Higgins’s concerto is approachable enough to ensure repeat performances but profound enough to give a deep sense of satisfaction. It is only in retrospect that one realises that it is so expertly constructed, a vital element in that feeling of a ‘complete’ work. The central movement, with its drooping descending lines is beautifully atmospheric, but was the one panel that felt a touch less memorable. Texture seems a primary determining factor; that said, the climax is absolutely awesome (in the true, non-American sense of the word).
The first half began with a 1983 piece by Elizabeth Maconchy: her superb Music for Strings. This was a more mixed performance of a piece that deserves greater recognition than it receives (some might know the excellent, vibrant Lyrita recording: see MusicWeb International’s review here by Rob Barnett). Tender phrasing in the first movement boded well here at Cadogan Hall, but high strings were an occasional but recurring problem in terms of both unanimity and tuning. The second movement could have benefitted from more bloom to the sound; the finest movement was the third, with particularly impressive contribution from the leader.
Prior to the interval was Mozart’s conductorless Fourth Horn Concerto (the one with that rondo), with Goldscheider on extraordinary form.

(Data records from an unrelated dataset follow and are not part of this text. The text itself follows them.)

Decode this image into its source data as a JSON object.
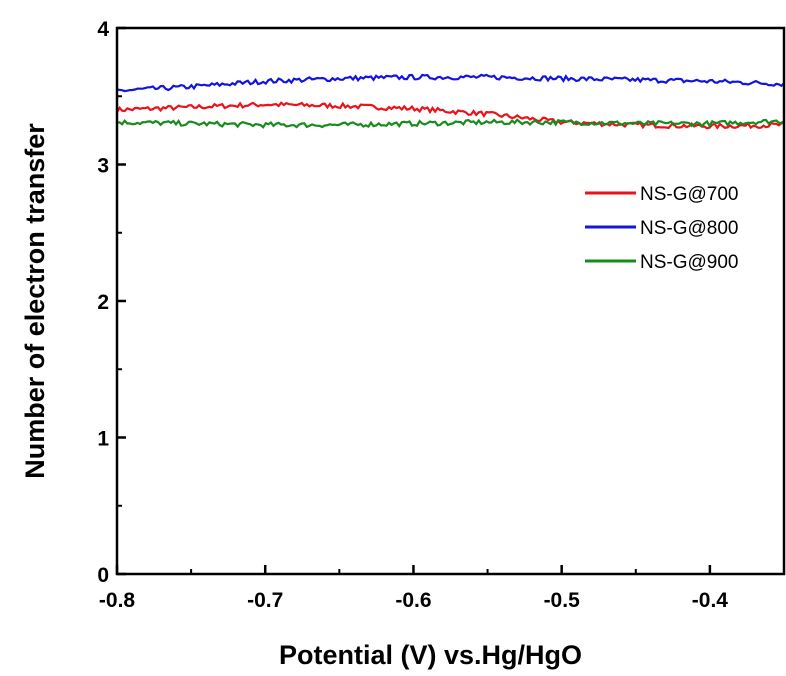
{
  "chart_data": {
    "type": "line",
    "title": "",
    "xlabel": "Potential (V) vs.Hg/HgO",
    "ylabel": "Number of electron transfer",
    "xlim": [
      -0.8,
      -0.35
    ],
    "ylim": [
      0,
      4
    ],
    "x_ticks": [
      "-0.8",
      "-0.7",
      "-0.6",
      "-0.5",
      "-0.4"
    ],
    "x_tick_values": [
      -0.8,
      -0.7,
      -0.6,
      -0.5,
      -0.4
    ],
    "y_ticks": [
      "0",
      "1",
      "2",
      "3",
      "4"
    ],
    "y_tick_values": [
      0,
      1,
      2,
      3,
      4
    ],
    "grid": false,
    "legend_position": "right",
    "series": [
      {
        "name": "NS-G@700",
        "color": "#e8131b",
        "x": [
          -0.8,
          -0.75,
          -0.7,
          -0.65,
          -0.6,
          -0.55,
          -0.5,
          -0.45,
          -0.4,
          -0.35
        ],
        "y": [
          3.4,
          3.42,
          3.44,
          3.43,
          3.41,
          3.37,
          3.31,
          3.29,
          3.28,
          3.29
        ]
      },
      {
        "name": "NS-G@800",
        "color": "#1414e0",
        "x": [
          -0.8,
          -0.75,
          -0.7,
          -0.65,
          -0.6,
          -0.55,
          -0.5,
          -0.45,
          -0.4,
          -0.35
        ],
        "y": [
          3.54,
          3.57,
          3.61,
          3.63,
          3.64,
          3.64,
          3.63,
          3.62,
          3.61,
          3.59
        ]
      },
      {
        "name": "NS-G@900",
        "color": "#178c1c",
        "x": [
          -0.8,
          -0.75,
          -0.7,
          -0.65,
          -0.6,
          -0.55,
          -0.5,
          -0.45,
          -0.4,
          -0.35
        ],
        "y": [
          3.31,
          3.3,
          3.29,
          3.29,
          3.3,
          3.31,
          3.31,
          3.3,
          3.3,
          3.32
        ]
      }
    ]
  }
}
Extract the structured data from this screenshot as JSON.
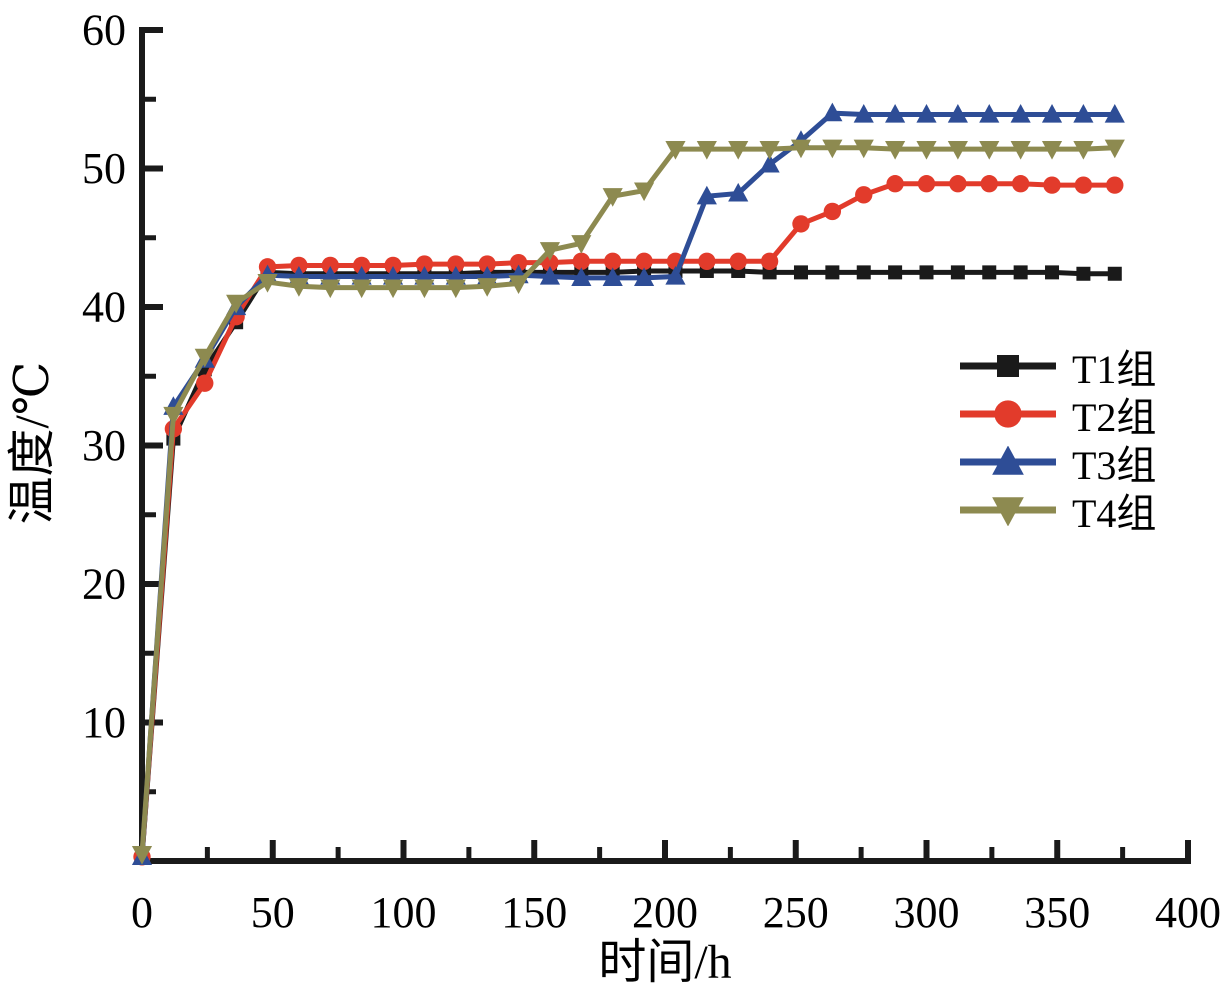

There is ultimate ease to his playing: high B flats (sounding E flats) are simply part of a line, and never ever strained. Communication between horn and orchestra was always superb, any awkward corners expertly negotiated, while the cadenza was masterly. Again, it was the central movement that asked questions: a slightly off first attack, and was that vibrato or just nerves? The finale, jaunty, eminently familiar yet as fresh as the day it was written. Yes, Goldscheider played on a modern valve horn, but parts of his performance nodded towards the more raucous, earthy world of the natural horn.
Finally, Sibelius’s Fifth Symphony. Not everyday chamber orchestra fare, one might suggest, and Warren-Green’s brisk way gave it a palpable lightness. His grasp of Sibelius’s long-range harmonic processes was never in doubt, certainly, and neither was his awareness of the importance of the orchestral deep bass of Sibelius’s music. Playfulness in the scherzo and true pianissimos in the finale were high points. The horn-saturated close (Thor swinging his hammer, some say) retained much of its power.
But it was the Horn Concerto – Higgins’s – that stood out a country mile here. And I for one cannot wait to hear it live again!